Create instant caricatures with Let's Draw
by Alan Zisman
(c) 1997. First
appeared in Computer Player, February 1997.
Let's Draw, Microforum, Inc. 416-656-6406, http://www.microforum.com,
price ???
How many of you have had secret ambitions to be a
cartoonist-maybe filled
your high school notebook with sketches rather than class notes?
Okay. You can put your hands down now. Let's Draw,
from Toronto's Microforum,
may be what you've been waiting for all those years since high school.
This Windows (3.1 or 95) software lets everyone create
caricatures-whether
you've got any artistic talent or not. At it's most basic, it's sort of
the digitized version of Mr. Potato Head-pick a head, add a body, eyes,
ears, nose, mouth. Add in a background, a voice bubble, some text, and
you're ready to print out your cartoon, and pin it up on the fridge or
the office bulletin board. With over 120 face-shapes alone, a vast
number
of cartoons are possible just using the pre-fab picture elements.
Or use one of the 50 templates, and use your cartoon
for a fax cover,
calendar, greeting card, wrapping paper or more. You even get about 100
ready-made caricatures of famous people... but don't expect to be able
to use these to get a job as a political cartoonist for your daily
newspaper-aside
from Chretien, Mulroney, and Trudeau, the bulk are pop-culture figures,
ranging from W.C.Fields to Madonna. (If you're not good at recognizing
who's being spoofed, don't expect any help from the program... the
files
are identified only by number, even in the Clip-Art Reference Guide).

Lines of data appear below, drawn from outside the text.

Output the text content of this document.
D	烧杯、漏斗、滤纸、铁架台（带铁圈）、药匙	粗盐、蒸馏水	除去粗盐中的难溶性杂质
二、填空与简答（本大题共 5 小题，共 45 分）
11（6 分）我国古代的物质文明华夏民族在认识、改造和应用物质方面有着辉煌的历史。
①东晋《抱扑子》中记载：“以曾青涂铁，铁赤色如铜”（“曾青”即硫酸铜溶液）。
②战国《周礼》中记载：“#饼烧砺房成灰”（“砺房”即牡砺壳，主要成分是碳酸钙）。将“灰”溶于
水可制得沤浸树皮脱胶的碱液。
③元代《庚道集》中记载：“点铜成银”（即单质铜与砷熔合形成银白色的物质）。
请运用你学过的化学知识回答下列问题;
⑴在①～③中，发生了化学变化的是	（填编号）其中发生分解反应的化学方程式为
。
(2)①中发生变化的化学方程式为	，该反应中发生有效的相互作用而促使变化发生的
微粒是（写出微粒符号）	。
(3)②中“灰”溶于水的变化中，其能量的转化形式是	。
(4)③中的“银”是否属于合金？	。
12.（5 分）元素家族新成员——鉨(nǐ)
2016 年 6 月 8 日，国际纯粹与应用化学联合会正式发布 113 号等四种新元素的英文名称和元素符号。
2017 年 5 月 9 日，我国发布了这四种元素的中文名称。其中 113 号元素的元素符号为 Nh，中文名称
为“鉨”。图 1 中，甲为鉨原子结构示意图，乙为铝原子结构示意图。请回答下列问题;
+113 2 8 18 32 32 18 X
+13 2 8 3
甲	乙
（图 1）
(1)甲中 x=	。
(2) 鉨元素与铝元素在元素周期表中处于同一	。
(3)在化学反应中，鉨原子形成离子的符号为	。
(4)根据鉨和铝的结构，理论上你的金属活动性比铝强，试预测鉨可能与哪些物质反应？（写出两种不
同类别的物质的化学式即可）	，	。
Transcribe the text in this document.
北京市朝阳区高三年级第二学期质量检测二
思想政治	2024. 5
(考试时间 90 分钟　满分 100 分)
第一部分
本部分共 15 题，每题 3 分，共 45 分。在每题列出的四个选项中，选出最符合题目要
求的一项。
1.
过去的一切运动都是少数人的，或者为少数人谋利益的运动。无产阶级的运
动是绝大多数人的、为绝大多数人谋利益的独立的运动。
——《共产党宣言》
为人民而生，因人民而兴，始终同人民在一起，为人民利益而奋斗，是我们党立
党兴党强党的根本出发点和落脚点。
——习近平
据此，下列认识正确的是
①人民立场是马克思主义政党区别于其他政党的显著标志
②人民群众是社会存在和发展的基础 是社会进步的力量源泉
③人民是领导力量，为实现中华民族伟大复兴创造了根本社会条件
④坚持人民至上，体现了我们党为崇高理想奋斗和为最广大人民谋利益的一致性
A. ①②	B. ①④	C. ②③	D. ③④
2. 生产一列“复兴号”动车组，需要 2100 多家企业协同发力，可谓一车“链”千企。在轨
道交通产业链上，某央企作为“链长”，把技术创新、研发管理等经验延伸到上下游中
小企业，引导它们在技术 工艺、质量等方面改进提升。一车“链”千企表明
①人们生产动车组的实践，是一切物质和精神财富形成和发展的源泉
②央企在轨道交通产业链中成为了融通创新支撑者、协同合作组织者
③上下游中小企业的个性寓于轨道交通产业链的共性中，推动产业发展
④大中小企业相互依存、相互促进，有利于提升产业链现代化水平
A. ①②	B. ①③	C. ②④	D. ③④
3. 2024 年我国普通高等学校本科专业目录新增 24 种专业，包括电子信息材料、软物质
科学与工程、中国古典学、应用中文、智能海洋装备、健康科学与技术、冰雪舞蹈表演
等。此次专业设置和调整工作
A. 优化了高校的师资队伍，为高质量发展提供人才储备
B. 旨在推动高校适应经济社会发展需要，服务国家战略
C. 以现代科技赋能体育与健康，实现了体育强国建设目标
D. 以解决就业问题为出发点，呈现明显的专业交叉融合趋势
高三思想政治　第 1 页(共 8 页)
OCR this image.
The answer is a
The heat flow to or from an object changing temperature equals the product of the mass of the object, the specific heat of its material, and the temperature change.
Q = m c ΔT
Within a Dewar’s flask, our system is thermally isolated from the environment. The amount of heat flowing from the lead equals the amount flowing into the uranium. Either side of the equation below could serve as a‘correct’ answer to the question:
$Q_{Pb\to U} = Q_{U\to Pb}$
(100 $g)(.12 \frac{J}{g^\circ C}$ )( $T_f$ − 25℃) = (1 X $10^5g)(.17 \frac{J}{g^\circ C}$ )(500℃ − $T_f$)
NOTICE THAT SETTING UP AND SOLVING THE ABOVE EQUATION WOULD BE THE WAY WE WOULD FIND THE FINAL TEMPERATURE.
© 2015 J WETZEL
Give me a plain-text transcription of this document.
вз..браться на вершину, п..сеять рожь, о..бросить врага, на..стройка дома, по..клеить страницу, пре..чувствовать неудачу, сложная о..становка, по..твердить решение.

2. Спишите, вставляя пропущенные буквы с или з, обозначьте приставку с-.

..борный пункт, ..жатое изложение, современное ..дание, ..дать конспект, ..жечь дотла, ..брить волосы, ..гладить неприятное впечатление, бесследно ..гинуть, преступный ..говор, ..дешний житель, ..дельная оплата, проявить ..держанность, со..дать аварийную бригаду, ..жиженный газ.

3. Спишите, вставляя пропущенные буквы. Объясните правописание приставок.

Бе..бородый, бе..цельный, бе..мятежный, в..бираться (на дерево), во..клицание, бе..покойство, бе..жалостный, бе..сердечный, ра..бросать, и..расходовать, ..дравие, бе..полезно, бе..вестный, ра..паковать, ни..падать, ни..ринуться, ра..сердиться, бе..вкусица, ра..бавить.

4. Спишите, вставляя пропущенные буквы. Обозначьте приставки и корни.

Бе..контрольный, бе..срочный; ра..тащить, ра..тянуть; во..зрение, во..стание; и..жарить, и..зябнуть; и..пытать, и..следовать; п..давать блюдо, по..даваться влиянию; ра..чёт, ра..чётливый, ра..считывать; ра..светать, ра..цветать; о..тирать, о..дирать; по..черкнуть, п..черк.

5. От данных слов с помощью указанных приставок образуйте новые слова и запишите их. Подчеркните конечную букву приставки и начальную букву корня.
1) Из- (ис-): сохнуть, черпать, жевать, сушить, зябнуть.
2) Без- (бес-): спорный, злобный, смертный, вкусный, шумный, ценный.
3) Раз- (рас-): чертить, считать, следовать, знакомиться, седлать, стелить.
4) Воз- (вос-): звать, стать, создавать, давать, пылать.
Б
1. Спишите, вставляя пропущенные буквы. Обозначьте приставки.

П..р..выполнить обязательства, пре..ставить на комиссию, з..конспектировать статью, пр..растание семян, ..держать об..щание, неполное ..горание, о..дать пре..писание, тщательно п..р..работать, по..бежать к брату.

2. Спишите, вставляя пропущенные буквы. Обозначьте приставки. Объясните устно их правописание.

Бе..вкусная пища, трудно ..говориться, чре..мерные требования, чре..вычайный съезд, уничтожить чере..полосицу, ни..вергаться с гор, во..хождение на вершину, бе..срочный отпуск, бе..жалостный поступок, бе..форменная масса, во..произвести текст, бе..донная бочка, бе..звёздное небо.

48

You can customize the pre-fab elements, distorting,
changing size or
colour as desired. As well, drawing tools are included, allowing you to
add your own features to the clipart, or to create a picture from
scratch.
The program is a vector-draw program, similar to the popular Corel
Draw-but
simultaneously less powerful and easier to use. Lines can imitate
charcoal
or felt-pen, for more realistic effects. Like better-known draw
programs,
you can work with freehand or bezier-lines, and zoom and rotate to your
heart's content. Image elements can be easily distorted, tapered, or
skewed...
and these effects can be applied to text as well as to the standard
artwork.
While the program, by default, saves files in its own format, artwork
can
be exported as standard BMP and WMF formats, so they can be used in
word
processor or desktop publishing files.
The program is a 16-bit Windows 3.1 application, but
it installs nicely
under Win 95 as well-even adding an uninstall option to the Win95
Control
Panel list. It can be set up to run from the CD disk or from your hard
drive, taking between five and 29 megs of drive space, depending on
options
selected.
Lets Draw is fun to use. Both novices and more
sophisticated artists
and computer users can quickly produce caricatures and other graphics.